Türkiye'de 1995'lerde ilk adımları atılan Sağlıkta Dönüşüm Programı, birinci basamak sağlık hizmetlerinde ‘reform’ olarak tanıtılmıştı.
Hatta mevcut iktidar uygulamanın ilk yıllarında ‘sağlıkta devrim yaptık’ diyordu.
Bu program kapsamında ülkemizde sağlık sisteminin en önemli sac ayaklarından sağlık ocakları kapatıldı, yerine geçirilen aile hekimliği sistemi hayata geçirildi.
2005’te pilot uygulama olarak başlayan sistemle aile sağlığı merkezleri de 2010’a gelindiğinde ülke geneline yayılmış durumdaydı.
Yeni sistem nasıl işliyor önce onu hatırlatalım: Sağlık Bakanlığı'nca aile hekimlerine Aile Sağlığı Merkezi’nin sınıfına göre cari ödenek veriliyor, ASM’nin kirasından tıbbi malzemesine kadar tüm masraflarını hekimler bu ödenekle karşılıyor. Ancak memur zammı oranında artırılan bu ödenek ihtiyaçları karşılamıyor.
Giderleri karşılamakta zorlanan aile hekimleri gerekli malzemeleri hastalardan istemek veya kendi ceplerinden karşılamak zorunda kalıyor. Bu yüzden emekli olanlar bile var. Bunun sonucunda 'koruyucu' sağlık hizmeti sunması gereken ASM’ler azalıp, var olanlar da işlevsizleşirken, toplum salgın hastalıklara açık hale geliyor.

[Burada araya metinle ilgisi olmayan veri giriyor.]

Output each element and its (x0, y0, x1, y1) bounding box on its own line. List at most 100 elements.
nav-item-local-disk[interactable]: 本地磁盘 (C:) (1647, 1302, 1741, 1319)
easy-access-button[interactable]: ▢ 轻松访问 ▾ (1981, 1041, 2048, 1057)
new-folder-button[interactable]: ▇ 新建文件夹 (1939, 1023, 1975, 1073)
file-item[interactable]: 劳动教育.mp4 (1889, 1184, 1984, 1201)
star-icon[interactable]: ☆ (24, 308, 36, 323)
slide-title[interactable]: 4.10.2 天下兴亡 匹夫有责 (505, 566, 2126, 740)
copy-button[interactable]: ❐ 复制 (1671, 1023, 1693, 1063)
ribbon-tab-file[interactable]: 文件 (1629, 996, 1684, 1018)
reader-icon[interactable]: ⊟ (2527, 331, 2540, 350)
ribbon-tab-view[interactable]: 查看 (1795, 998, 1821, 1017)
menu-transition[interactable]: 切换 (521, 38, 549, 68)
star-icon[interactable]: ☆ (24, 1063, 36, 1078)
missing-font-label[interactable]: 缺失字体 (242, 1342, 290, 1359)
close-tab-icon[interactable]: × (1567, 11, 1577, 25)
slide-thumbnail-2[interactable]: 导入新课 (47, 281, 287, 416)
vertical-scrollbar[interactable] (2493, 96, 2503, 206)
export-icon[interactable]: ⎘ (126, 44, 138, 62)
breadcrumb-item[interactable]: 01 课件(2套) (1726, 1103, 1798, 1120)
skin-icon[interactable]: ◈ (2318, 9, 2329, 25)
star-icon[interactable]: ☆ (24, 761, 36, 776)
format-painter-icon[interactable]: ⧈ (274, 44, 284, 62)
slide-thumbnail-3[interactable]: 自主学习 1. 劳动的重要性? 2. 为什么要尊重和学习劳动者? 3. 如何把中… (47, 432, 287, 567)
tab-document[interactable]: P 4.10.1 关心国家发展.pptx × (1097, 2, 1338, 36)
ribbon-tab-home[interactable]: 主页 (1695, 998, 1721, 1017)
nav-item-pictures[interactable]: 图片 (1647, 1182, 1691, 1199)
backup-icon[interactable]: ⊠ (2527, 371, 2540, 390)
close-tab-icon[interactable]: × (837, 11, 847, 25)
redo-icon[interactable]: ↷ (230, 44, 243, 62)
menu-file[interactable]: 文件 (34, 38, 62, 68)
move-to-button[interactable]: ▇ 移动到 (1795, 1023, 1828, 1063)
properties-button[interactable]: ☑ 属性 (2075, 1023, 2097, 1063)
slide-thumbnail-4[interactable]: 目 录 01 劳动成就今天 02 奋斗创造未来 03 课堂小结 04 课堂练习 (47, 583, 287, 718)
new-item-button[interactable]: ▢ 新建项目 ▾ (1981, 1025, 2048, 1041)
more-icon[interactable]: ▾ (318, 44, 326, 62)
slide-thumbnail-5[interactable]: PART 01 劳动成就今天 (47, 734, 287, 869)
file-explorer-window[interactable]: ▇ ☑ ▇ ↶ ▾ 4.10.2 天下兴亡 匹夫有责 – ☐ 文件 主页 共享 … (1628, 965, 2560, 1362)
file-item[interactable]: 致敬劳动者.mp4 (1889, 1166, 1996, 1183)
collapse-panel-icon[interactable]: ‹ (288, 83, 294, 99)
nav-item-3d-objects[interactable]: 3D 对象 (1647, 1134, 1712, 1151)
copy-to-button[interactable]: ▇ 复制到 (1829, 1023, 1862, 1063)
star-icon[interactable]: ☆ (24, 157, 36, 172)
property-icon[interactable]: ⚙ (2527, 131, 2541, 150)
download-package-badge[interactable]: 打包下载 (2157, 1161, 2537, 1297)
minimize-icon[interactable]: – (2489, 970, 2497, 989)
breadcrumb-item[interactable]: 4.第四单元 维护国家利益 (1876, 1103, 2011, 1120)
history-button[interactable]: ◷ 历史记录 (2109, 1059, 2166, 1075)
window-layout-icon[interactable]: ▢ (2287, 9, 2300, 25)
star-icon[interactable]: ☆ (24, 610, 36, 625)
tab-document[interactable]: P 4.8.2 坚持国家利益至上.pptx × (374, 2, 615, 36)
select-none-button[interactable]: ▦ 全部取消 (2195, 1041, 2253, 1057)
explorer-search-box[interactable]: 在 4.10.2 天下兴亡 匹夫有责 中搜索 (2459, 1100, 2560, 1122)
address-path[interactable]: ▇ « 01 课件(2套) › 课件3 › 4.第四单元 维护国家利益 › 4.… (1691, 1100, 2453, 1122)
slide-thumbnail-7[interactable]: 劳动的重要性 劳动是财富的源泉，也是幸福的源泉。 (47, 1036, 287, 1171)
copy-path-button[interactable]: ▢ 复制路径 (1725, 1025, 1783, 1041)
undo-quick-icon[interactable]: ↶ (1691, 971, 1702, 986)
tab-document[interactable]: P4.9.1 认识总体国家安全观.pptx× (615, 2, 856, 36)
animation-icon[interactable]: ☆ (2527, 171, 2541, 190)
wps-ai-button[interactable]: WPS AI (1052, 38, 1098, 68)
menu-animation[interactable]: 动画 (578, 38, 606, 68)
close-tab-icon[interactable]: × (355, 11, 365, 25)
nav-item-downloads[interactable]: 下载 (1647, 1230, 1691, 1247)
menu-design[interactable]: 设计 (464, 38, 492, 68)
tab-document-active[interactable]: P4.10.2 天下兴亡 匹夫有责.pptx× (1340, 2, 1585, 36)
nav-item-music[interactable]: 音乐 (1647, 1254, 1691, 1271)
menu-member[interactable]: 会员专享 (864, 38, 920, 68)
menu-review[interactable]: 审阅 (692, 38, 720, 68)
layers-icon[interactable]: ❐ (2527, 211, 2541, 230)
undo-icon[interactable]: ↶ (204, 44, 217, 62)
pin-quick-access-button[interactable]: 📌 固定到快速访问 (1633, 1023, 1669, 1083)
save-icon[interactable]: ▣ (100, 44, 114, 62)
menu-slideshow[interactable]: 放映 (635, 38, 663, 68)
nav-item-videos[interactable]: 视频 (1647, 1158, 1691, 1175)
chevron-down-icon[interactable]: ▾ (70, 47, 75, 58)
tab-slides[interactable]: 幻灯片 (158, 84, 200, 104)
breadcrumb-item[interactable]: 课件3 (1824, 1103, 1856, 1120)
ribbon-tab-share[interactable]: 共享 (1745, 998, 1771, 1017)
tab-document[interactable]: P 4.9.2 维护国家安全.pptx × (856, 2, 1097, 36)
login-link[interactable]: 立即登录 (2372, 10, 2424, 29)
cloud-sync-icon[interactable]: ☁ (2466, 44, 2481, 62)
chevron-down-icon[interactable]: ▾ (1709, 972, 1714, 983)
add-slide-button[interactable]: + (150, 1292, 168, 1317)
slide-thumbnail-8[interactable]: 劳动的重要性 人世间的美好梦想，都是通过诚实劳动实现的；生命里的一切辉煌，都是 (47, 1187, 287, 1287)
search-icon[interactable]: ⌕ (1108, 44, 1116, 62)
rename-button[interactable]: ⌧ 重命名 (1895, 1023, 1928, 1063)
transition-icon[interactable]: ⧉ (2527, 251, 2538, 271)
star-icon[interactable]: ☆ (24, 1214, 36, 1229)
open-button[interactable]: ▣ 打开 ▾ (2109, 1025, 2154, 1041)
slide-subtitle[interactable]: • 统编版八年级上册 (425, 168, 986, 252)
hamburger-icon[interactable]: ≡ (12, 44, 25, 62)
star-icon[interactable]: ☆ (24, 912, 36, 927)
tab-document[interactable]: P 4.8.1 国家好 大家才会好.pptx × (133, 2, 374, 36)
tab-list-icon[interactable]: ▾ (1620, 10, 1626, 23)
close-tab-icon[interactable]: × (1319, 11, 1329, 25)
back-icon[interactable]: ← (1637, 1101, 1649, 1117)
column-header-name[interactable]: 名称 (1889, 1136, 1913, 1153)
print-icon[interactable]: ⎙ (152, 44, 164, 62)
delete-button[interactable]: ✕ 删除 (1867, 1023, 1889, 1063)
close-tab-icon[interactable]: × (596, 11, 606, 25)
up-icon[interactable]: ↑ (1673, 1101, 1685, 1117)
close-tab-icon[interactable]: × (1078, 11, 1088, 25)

Şimdiye kadar bu dayatmalara direnen Aile Sağlığı Hekimleri, şimdi de 1 Kasım 2024’te yürürlüğe giren Aile Hekimliği Sözleşme ve Ödeme Yönetmeliği ile daha da zor durumda kaldılar.
Sağlık sendikaları tarafından ‘eziyet yönetmeliği’ olarak nitelendirilen bu düzenlemeye tepki gösteren Sağlık Ocakları’ndaki hekimler 5 günlük greve pazartesi itibariyle başladılar.
Bu eylem uzun yıllardan sonra doktorların yaptığı en uzun iş bırakma eylemi.
Grevden habersiz Sağlık Ocağı’na giden vatandaşlar, şu notla karşılaşıyorlar:
“2-3-4-5-6 Aralık’ta grevdeyiz. Neden mi?
- Antibiyotik, mide koruyucu, ağrı kesicileri aile hekimi yazdıkça ceza verilecek.
- 6 ayda 1 aile hekimine gitmezseniz, aile hekimine ceza verilecek.
- Ne kadar çok hastaneye giderseniz, aile hekimine o kadar ceza verilecek.
- İl dışından gelen hasta muayene edilirse, aile hekimine ceza verilecek.”
Aile Sağlığı Merkezleri'ne karşı cimri olan bakanlık, şehir hastanesi patronlarına ise oldukça cömert.
Şehir Hastaneleri deyim yerindeyse adeta bütçeyi boşaltmaya devam ediyorlar; Bakın sadece Ekim ayında 17 şehir hastanesine 15 milyar 491 milyon 379 bin 844 lira ödeme yapıldı. İlk 10 ayda yapılan toplam ödeme 83 milyar 581 milyon 12 bin 148 lira.
2023 bütçesinde ise şehir hastanelerine kira ve hizmet bedeli olarak 46 milyar 662 milyon TL ödendi. Halbuki şehir hastanelerine ödenen bütçe ile 2023'te 59 bin 809 adet 3 hekimli ASM kurulabilirdi.
Sonuç olarak sağlıkta özelleştirme yüzünden Aile hekimliği sistemi de iflas etti!
Halkın sağlığı adım adım özel sektöre devredilir durumda.
Ve bunun sorumlusu da bu halkın sağlığını korumak zorunda olan Sağlık Bakanlığı!
GÜNÜN SÖZÜ:
“Başkalarının hayatından ders alın. İnsan, bütün hataları kendi yapacak kadar uzun yaşamıyor.”